Huit ans plus tard, des sources officielles évaluaient à plus de 200 000 le nombre de travailleurs chinois en Afrique – particulièrement en Algérie, en Angola, au Nigeria, en Éthiopie et en Zambie. Certains des citoyens de l’ « Empire du milieu » étant susceptibles de rentrer  chez eux régulièrement, pouvant servir de relais pour le virus.

C’est cette inquiétude qui a poussé l’Organisation Mondiale de la Santé  (OMS) à déclarer l’épidémie comme « une urgence de santé publique de portée internationale ». « Notre plus grande préoccupation est la possibilité que le virus se propage dans des pays dont les systèmes de santé sont plus faibles.

Il ne s’agit pas d’un vote de défiance à l’égard de la Chine », s’est toutefois empressé de préciser Tedros Adhanom Ghebreyesus, le directeur de l’agence spécialisée onusienne. L’institution n’avait  jusqu’ici utilisé le terme d’ « urgence de santé publique de portée internationale » que pour de rares comme la grippe porcine H1N1 en 2009, le virus Zika en 2016 ou encore  la fièvre Ebola, qui a ravagé une partie de l’Afrique de l’Ouest de 2014 à 2016 et la République démocratique du Congo depuis 2018.

Une population déjà  en mauvaise condition de santé

L’arrivée du 2019-nCoV pourrait faire des dégâts humains considérables sur le continent noir. Certains expliquent que  dans les pays développés, l’avancement de la maladie n’est pas encore très inquiétant et on peut proposer aux malades de simplement rester chez eux pour ne pas contaminer d’autres personnes.
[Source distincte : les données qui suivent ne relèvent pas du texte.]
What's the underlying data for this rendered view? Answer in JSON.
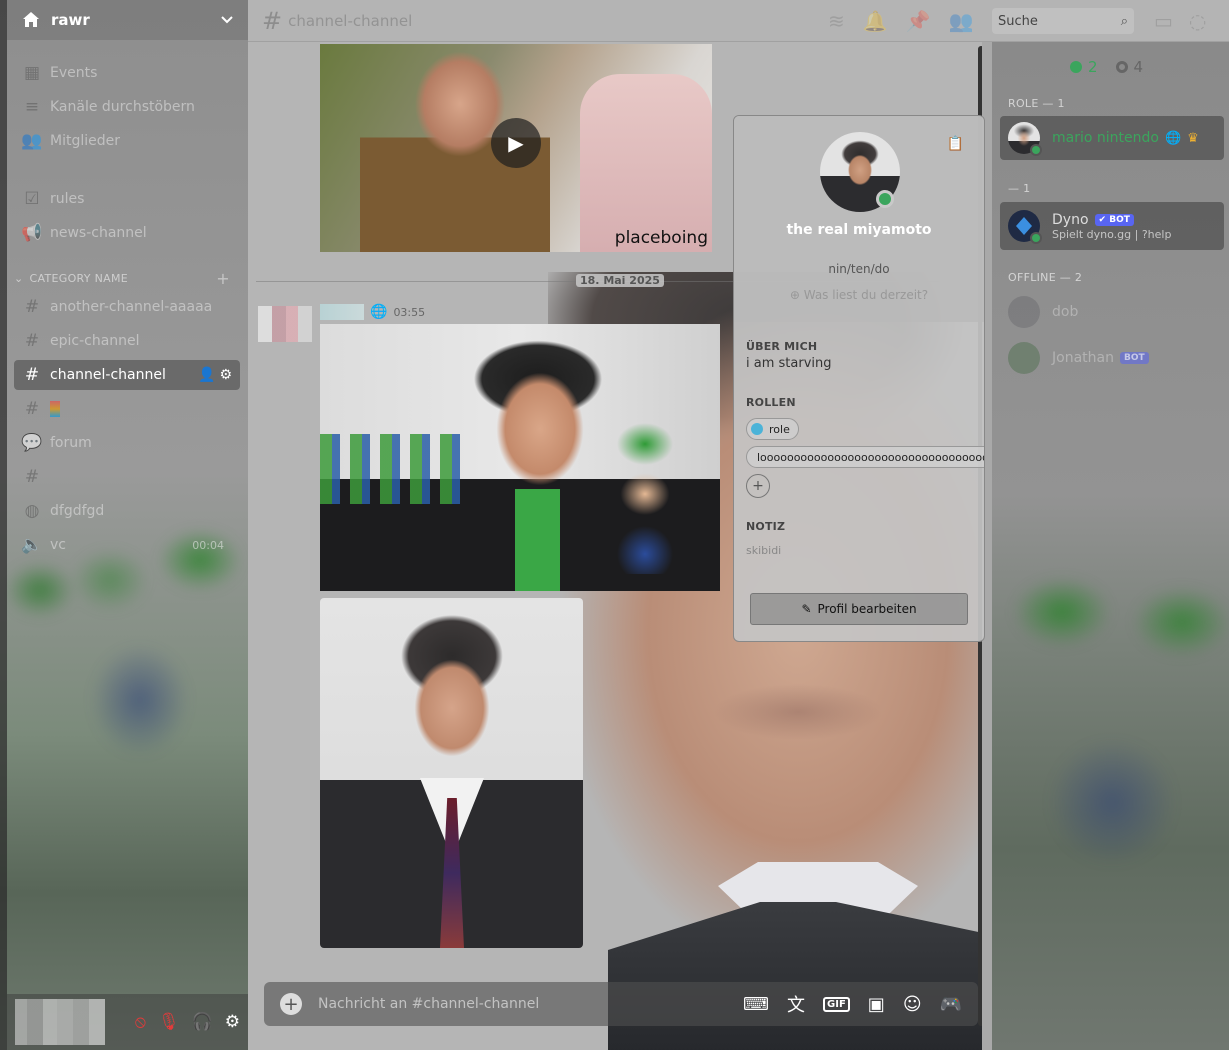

Mais cette option n’est valable que si, d’abord, les personnes sont déjà en bonne santé, et ensuite, si elles ont accès à des ressources de santé autour d’elles. Mais dans la plupart des pays africains, c’est tout ce qui fait défaut.

Ainsi en Afrique, les gens sont déjà en mauvaise condition alimentaire, ils font l’objet d’autres pathologies y compris infectieuses sous-jacentes : paludisme, troubles intestinaux, pneumopathies… En Afrique, beaucoup d’enfants souffrent déjà d’infections respiratoires aiguës, et seraient donc particulièrement fragiles à ce virus qui affecte les poumons.

Parmi les pays les plus fragiles sur un continent très contrasté, les experts désignent la Sierra Leone, déjà très touchée par le virus Ebola, le Yémen, fortement atteint par le choléra, le nord du Mali et du Burkina ; des zones où des guérillas internes font rage et où les États sont en déliquescence.

Dans ces régions, il n’y a plus de maire, plus d’instituteurs, plus de médecins. Si une maladie contagieuse s’ajoute aux problèmes de types de zones, elle va forcément exploser  s’alarment certains.